Great, let me know if you need any help with it, thanks for looking into this.

rsetaluri commented 4 years ago

@dillonhuff is this snippet of the json correct?

          "curve$1":{
            "genref":"memory.rom2",
            "genargs":{"depth":["Int",256], "width":["Int",16]},
            "modargs":{"init":["Json",{"init":[0,0,0,0,0,1,1,1,1,2,2,2,2,3,3,3,3,4,4,4,4,5,5,5,5,6,6,6,6,7,7,7,7,8,8,8,8,9,9,9,9,10,10,10,10,11,11,11,11,12,12,12,12,13,13,13,13,14,14,14,14,15,15,15,15,16,16,16,16,17,17,17,17,18,18,18,18,19,19,19,19,20,20,20,20,21,21,21,21,22,22,22,22,23,23,23,23,24,24,24,24,25,25,25,25,26,26,26,26,27,27,27,27,28,28,28,28,29,29,29,29,30,30,30,30,31,31,31,31,32,32,32,32,33,33,33,33,34,34,34,34,35,35,35,35,36,36,36,36,37,37,37,37,38,38,38,38,39,39,39,39,40,40,40,40,41,41,41,41,42,42,42,42,43,43,43,43,44,44,44,44,45,45,45,45,46,46,46,46,47,47,47,47,48,48,48,48,49,49,49,49,50,50,50,50,51,51,51,51,52,52,52,52,53,53,53,53,54,54,54,54,55,55,55,55,56,56,56,56,57,57,57,57,58,58,58,58,59,59,59,59,60,60,60,60,61,61,61,61,62,62,62,62,63,63,63]}]}
          },

note that the json for "init" modarg, has "init" as a field. I don't think we're expecting that

rsetaluri commented 4 years ago

for example for coreir.mem we expect the json to be like:

             "modargs":{"init":["Json",[5,0,21,11]]}
rsetaluri commented 4 years ago

@dillonhuff Ok if I remove that double nesting (and with the required CoreIR changes), I'm able to get verilog (emailed it cuz too big for github).

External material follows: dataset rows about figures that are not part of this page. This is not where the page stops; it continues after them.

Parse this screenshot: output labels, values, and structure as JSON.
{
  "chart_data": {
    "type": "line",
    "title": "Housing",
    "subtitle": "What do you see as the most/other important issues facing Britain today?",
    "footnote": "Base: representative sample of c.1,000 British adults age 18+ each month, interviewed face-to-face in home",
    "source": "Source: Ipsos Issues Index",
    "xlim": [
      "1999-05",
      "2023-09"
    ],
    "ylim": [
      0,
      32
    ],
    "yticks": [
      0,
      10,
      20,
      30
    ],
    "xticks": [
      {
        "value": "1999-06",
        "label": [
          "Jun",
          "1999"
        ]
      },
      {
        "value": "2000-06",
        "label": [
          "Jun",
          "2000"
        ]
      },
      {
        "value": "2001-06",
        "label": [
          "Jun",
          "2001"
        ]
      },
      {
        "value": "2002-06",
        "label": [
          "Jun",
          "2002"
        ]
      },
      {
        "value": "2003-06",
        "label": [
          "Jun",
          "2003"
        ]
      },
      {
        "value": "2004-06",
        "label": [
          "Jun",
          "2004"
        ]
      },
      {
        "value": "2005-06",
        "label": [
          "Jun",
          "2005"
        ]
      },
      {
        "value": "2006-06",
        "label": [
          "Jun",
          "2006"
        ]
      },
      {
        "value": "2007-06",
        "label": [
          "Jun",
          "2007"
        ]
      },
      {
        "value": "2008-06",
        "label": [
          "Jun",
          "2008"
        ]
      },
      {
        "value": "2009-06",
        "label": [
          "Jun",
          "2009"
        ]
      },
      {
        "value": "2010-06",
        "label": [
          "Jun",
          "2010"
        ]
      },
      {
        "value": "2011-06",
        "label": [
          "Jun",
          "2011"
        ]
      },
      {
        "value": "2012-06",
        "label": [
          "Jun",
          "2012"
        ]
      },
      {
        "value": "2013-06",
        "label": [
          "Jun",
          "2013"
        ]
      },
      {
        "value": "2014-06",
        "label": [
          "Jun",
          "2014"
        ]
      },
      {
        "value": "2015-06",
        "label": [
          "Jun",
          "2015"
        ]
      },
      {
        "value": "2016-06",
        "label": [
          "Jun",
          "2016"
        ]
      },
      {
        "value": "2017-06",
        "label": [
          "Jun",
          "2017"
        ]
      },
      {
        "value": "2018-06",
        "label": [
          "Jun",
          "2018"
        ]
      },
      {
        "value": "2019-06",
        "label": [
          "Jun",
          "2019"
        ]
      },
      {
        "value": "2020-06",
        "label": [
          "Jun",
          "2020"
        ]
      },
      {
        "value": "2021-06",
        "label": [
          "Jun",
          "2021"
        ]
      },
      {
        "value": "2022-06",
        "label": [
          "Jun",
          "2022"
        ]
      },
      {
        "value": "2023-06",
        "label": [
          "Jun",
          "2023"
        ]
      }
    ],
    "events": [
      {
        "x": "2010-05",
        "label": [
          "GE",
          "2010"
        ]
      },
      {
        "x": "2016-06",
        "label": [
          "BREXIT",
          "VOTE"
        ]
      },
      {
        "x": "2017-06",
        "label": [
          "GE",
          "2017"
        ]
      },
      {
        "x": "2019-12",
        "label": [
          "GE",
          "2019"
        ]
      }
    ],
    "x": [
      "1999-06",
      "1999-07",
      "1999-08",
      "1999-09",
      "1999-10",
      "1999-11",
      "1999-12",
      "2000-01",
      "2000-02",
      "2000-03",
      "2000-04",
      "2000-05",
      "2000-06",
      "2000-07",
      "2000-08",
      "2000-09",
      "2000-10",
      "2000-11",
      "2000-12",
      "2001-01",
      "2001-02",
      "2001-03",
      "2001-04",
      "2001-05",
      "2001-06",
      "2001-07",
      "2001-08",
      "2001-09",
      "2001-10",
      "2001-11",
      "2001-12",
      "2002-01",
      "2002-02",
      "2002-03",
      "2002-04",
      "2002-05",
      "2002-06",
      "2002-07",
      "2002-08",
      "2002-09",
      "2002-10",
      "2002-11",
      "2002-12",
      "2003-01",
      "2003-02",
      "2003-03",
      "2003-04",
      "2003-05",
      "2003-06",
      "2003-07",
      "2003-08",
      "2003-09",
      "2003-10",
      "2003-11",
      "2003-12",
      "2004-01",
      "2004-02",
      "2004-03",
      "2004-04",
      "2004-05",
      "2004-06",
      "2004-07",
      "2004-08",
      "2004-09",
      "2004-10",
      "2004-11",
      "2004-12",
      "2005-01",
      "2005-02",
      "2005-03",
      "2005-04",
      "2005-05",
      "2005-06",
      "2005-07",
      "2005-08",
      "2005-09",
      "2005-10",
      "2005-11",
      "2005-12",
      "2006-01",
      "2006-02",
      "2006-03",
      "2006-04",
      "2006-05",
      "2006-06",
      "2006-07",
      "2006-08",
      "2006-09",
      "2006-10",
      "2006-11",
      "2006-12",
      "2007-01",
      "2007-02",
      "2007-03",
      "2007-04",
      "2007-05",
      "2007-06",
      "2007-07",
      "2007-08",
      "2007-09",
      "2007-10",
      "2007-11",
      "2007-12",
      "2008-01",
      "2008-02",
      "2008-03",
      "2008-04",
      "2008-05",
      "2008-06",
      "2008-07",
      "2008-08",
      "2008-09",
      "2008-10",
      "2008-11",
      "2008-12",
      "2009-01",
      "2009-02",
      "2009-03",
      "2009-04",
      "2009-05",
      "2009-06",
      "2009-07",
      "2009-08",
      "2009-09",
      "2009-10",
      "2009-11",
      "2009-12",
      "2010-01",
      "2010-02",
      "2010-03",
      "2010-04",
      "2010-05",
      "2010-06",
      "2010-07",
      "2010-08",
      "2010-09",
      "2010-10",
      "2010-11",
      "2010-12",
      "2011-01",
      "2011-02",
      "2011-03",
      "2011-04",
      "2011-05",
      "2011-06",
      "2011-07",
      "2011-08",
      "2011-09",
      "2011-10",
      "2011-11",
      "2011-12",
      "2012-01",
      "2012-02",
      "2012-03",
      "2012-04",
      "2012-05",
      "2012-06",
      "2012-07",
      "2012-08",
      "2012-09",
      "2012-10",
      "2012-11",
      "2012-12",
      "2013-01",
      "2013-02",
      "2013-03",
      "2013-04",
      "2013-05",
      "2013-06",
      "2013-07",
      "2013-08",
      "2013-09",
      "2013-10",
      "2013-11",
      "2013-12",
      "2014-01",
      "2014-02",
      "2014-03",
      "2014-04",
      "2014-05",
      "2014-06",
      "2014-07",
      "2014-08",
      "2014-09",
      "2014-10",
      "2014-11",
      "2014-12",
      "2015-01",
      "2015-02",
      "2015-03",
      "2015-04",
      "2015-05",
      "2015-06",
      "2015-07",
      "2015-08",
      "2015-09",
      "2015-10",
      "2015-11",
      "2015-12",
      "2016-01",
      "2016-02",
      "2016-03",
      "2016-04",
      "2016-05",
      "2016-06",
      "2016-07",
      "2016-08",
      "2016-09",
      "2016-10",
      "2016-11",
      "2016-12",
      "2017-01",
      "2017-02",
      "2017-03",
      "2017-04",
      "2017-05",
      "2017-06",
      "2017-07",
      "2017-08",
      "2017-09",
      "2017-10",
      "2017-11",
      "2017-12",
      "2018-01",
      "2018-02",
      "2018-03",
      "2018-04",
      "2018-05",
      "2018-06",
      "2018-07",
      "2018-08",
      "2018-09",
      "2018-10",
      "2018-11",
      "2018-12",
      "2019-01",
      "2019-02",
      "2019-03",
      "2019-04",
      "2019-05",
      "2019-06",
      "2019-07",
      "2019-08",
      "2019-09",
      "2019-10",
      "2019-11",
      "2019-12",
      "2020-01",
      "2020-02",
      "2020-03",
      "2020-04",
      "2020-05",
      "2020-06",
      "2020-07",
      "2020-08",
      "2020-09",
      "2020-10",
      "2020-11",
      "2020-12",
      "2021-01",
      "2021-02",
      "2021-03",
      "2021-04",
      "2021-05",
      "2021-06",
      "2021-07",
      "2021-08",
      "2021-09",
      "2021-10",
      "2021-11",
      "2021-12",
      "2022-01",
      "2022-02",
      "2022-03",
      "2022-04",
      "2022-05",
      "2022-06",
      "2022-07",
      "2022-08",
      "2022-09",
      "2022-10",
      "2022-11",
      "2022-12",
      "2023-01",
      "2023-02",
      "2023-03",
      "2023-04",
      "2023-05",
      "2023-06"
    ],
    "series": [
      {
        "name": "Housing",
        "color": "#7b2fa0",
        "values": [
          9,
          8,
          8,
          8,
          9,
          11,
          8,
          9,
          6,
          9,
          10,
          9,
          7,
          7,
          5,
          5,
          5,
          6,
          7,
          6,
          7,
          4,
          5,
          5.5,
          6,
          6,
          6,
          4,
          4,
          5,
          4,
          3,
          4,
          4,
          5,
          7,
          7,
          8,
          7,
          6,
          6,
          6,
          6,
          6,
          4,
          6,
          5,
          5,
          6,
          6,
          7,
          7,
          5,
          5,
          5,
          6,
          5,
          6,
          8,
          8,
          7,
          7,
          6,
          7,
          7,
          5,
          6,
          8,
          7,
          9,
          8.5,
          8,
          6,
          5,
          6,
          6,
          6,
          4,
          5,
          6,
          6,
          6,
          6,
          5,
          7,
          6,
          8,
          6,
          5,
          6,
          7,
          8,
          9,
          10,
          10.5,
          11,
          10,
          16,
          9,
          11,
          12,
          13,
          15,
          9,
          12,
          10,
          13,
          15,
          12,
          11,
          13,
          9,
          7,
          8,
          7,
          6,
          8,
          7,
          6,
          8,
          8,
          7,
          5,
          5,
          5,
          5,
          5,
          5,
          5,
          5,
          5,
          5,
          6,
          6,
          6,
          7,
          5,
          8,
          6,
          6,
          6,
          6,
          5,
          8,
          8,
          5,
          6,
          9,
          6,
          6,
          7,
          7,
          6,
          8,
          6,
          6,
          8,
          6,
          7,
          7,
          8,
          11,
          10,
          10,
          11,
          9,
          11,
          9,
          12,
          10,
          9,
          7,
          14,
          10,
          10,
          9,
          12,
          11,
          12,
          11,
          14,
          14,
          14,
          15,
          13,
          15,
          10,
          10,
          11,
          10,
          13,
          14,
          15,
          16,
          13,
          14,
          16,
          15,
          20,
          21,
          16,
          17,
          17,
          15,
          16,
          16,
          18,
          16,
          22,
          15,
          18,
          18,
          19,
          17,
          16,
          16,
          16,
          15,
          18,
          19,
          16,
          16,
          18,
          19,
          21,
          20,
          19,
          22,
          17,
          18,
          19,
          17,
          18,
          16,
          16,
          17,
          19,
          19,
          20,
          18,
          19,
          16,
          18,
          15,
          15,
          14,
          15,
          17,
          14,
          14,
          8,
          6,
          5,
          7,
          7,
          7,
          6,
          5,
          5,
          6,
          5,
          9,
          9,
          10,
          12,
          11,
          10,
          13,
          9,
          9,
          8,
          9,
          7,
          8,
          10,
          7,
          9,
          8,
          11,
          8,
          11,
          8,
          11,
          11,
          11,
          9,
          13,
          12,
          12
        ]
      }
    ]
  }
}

dillonhuff commented 4 years ago

@rsetaluri aah I see. @jeffsetter actually generates the rom2 instances, so I am not actually in control of that part of the json formatting.

jeffsetter commented 4 years ago

Yea, the format I've used for creating the JSON argument has always had these double nesting. In the past I've had issues indexing the top-level json with an int, but it appears to work right now without the ["init"].

rsetaluri commented 4 years ago

Got it. Can we generate them without the double nesting now?

jeffsetter commented 4 years ago

Yes, it appears to work right now without the ["init"].